Preparing a meal for family and friends can be enjoyable but tiring and stressful at the same time.
- If you are cooking lunch at home, get others involved. You don’t need to do everything yourself.
- Keep it simple, choose dishes that can be prepared in advance or even better, arrange for a 'buffet' lunch, where everybody brings a platter.
- Write a timetable and set timers. For example: when to put the turkey in the oven, when to start the pudding and so on.
- Preorder food items (such as turkeys) from your supermarket to avoid disappointment.
- Skip the stress altogether and have Christmas lunch at a restaurant, but be aware that most restaurants will be booked out months in advance.
- If you are planning on cooking a bird then turkey or pheasant are good choices. They both contain tryptophan which our bodies use to make serotonin, a powerful brain-calming chemical that lifts the mood.
- Although festive treats are very delicious, they typically include high-calorie and high-fat foods. Overeating can lead to weight gain, and this, in turn, increases your worries about losing self-control. Make sure that you include enough fruits, nuts and vegetables. Try to limit the consumption of unhealthy products or try to replace them with slightly healthier versions like my Magical Vegan Gingerbread Mousse.
- If you're faced with a table of decadent foods and minimal healthy options, choose your top two to three items and enjoy those in small portions instead of filling up on everything. I like to cut cookies into halves to get a taste of the different varieties without going overboard.
- Keep meals to a manageable size. Heartburn and indigestion from excessive eating don’t make for a happy day. There is nothing wrong with a little indulgence, but it is important to remain within your usual and healthy diet.
- Have decaffeinated coffee. When your body is under stress it produces cortisol which prepares you for ‘fight or flight’ situations. Offer everybody decaffeinated coffee and tea, or herbal tea alternatives, since this will help keep the stress levels down and has the added bonus that people may fall asleep after dinner!
- Limit alcohol, studies suggest that alcohol is a depressant, so drinking a lot can result in a bad mood, irritability, or even destructive behaviour.
- Take some time out and catch up with a friend over some homemade Healthier Vegan Mice Pies.

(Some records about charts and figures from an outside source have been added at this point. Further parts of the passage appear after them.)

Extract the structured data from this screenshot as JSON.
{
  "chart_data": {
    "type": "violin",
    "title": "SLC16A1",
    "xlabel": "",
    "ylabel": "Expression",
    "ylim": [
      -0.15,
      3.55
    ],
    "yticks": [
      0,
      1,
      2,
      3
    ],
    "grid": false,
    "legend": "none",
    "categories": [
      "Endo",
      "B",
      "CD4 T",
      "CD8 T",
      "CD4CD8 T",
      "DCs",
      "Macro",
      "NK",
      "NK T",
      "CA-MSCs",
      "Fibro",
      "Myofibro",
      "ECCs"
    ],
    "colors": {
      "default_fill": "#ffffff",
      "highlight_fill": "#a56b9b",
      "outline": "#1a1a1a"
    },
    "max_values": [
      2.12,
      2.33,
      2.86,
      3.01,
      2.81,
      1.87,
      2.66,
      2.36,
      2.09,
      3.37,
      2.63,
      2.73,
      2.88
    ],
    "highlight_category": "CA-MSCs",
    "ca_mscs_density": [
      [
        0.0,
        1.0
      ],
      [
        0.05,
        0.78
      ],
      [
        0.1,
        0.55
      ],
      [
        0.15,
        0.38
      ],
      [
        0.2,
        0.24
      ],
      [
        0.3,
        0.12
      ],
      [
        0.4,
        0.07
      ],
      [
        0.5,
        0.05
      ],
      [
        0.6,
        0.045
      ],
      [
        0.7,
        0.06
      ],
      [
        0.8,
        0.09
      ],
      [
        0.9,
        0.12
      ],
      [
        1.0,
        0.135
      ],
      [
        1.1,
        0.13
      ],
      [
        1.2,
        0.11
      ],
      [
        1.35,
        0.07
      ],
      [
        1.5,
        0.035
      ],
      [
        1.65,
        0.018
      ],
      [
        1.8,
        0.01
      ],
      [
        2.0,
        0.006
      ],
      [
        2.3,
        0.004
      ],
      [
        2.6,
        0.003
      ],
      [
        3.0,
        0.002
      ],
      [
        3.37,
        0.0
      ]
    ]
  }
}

- Exercise is a great way to reduce stress as it burns off hormones such as cortisol and adrenaline and helps produce mood-enhancing endorphins. Try going for a walk after dinner as the fresh air and exercise will lift your mood and make you feel better.
- Sleep well, a lack of sleep can make you feel irritable and more prone to feeling stressed. In the northern hemisphere the days are short and with less natural light we produce more melatonin, the hormone that helps regulate our body clock and sleep-wake cycle. Unless we can sleep, more melatonin means we are more likely to feel tired, grumpy stressed.